As we reported last week, the US State Department is pushing to embed insecure radio-frequency identification (RFID) chips in all new US passports. These chips would broadcast your name, date of birth, nationality, unique passport number, and any other personal information contained in the passport to anyone with a compatible RFID reader.
Security experts have pointed out that because the new passports would indiscriminately expose your personal information to strangers, they could be used as "terrorist beacons," providing a terrorist, kidnapper, or thief with a means of covertly scanning a crowd at an airport -- or any other public place -- for American targets. But there are numerous other ways that RFID passports threaten your safety, privacy, and basic civil liberties.
This week, EFF, joined by EPIC, PrivacyActivism, Privacy Rights Clearinghouse, the World Privacy Forum, and privacy activist Bill Scannell, filed comments [PDF] with the State Department, providing a detailed critique of the RFID passport proposal and urging the Department to abandon it.
"RFID in passports is a terrible idea, period. But on top of that, the State Department is acting without the appropriate authority and without conducting any form of credible cost-benefit analysis," said EFF Senior Attorney Lee Tien. "It's asking Americans to sacrifice their safety and privacy 'up front' for a dangerous experiment that it hasn't even bothered to justify."
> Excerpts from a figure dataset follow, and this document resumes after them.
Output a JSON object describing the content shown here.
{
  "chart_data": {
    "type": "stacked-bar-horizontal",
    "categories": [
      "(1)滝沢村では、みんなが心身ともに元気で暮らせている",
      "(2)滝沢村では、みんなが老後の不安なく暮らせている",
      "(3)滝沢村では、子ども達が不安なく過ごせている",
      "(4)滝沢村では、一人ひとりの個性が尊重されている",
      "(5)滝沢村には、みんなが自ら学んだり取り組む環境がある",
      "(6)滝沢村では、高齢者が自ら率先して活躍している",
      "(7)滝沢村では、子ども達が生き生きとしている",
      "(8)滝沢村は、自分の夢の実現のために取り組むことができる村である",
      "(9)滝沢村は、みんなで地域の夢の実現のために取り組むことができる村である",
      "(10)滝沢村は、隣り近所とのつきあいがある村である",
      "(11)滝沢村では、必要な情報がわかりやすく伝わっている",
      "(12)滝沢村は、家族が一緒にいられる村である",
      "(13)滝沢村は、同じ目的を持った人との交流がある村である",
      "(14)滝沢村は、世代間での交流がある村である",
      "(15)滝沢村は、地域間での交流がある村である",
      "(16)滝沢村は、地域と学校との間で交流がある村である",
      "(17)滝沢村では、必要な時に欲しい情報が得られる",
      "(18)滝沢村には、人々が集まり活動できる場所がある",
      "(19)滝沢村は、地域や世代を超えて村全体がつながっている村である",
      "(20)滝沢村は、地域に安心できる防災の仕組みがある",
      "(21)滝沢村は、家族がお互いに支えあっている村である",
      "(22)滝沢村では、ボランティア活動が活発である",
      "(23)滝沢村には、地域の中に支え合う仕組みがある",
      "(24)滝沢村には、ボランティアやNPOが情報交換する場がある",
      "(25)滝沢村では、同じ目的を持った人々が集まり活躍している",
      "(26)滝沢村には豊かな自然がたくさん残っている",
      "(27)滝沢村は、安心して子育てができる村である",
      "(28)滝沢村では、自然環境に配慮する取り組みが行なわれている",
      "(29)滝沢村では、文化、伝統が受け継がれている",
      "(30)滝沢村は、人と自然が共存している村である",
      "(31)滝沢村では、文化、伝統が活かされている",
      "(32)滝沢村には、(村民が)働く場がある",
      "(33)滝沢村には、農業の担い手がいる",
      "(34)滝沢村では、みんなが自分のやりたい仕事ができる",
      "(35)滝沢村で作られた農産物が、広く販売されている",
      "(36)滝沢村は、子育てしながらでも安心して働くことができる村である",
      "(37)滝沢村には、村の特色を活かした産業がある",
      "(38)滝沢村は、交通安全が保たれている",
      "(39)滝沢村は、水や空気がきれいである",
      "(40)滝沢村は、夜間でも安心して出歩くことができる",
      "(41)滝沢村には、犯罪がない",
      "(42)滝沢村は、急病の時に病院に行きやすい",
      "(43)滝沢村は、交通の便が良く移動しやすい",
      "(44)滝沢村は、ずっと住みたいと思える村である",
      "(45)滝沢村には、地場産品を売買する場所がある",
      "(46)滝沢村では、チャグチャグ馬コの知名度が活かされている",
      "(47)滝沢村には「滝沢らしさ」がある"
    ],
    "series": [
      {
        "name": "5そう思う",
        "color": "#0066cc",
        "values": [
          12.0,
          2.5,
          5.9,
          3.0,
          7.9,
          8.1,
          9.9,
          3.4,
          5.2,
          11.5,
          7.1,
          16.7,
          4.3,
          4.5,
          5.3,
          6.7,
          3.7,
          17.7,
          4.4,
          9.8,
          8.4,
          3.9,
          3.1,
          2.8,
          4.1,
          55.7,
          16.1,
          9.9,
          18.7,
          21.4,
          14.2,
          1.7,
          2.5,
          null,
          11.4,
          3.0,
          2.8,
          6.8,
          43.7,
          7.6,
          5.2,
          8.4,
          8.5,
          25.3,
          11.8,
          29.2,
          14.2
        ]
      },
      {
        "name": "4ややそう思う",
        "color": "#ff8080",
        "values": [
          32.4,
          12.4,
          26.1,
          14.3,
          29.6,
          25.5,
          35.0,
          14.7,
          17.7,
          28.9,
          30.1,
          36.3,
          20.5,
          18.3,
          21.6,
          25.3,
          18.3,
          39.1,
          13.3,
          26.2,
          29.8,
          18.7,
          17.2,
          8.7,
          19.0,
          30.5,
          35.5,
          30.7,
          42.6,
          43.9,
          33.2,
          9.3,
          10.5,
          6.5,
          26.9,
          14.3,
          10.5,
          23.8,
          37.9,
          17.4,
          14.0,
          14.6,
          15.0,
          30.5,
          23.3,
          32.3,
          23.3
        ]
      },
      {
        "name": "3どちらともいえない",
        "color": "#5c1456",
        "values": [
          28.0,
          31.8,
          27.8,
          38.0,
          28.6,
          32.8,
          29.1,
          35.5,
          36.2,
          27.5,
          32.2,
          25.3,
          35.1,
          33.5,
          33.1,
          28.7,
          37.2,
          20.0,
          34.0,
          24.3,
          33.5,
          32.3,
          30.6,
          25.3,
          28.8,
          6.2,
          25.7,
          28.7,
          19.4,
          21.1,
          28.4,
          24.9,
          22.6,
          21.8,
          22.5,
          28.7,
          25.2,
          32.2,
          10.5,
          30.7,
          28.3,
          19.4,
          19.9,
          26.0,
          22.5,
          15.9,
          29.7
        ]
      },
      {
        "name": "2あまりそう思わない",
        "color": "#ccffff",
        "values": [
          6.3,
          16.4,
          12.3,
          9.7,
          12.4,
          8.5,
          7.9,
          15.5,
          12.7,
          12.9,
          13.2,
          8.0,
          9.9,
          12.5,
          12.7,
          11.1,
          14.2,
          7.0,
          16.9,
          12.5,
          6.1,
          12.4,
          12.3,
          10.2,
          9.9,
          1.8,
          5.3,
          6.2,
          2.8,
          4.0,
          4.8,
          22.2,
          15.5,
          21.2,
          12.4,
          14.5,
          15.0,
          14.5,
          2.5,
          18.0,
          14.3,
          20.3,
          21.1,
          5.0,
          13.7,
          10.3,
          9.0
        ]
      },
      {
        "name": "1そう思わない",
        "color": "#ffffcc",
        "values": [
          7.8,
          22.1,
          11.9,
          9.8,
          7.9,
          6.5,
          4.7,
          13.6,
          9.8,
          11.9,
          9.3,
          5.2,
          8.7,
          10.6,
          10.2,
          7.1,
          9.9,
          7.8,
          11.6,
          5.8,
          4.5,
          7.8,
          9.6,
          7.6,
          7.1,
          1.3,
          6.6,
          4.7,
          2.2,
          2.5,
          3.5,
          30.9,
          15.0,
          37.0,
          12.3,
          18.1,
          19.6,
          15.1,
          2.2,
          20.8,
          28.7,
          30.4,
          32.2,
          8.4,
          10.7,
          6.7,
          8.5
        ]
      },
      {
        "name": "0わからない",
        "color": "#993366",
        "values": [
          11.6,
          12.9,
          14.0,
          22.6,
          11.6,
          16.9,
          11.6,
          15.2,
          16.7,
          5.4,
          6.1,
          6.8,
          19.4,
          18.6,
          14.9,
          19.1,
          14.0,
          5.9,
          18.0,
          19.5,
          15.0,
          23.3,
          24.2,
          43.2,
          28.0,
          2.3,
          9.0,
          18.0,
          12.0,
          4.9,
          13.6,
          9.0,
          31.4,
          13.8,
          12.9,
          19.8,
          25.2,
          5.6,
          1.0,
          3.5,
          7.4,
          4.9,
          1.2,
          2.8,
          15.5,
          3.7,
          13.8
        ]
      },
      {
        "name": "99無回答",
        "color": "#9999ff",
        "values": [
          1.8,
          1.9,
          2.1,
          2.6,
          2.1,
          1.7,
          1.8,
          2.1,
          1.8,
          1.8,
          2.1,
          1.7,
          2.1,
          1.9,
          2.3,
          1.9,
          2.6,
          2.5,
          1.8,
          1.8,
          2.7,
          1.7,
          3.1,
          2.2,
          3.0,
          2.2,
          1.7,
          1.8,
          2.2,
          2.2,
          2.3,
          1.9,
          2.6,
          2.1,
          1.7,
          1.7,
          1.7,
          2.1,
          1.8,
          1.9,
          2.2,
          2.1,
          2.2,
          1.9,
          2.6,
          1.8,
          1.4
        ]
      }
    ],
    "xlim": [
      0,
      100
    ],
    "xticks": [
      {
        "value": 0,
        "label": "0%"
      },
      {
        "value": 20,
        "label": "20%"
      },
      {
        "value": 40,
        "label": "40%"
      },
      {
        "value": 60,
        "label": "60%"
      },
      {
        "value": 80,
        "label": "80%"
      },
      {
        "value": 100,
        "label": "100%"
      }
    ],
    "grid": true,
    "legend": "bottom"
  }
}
As our comments point out, under the State Department's plan there would be millions of RFID passports (and passport holders) and thousands upon thousands of authorized passport readers around the world. Each authorized passport reader would itself represent a threat to the privacy of passport holders and would have to be secured. Because the technology would be so widespread and persistent over time, the likelihood of reverse engineering and thus security compromise would be high. At the same time, because so many people would be carrying RFID passports, the magnitude of harm associated with security compromise would be large - and it is unclear how well the system would recover once it is compromised.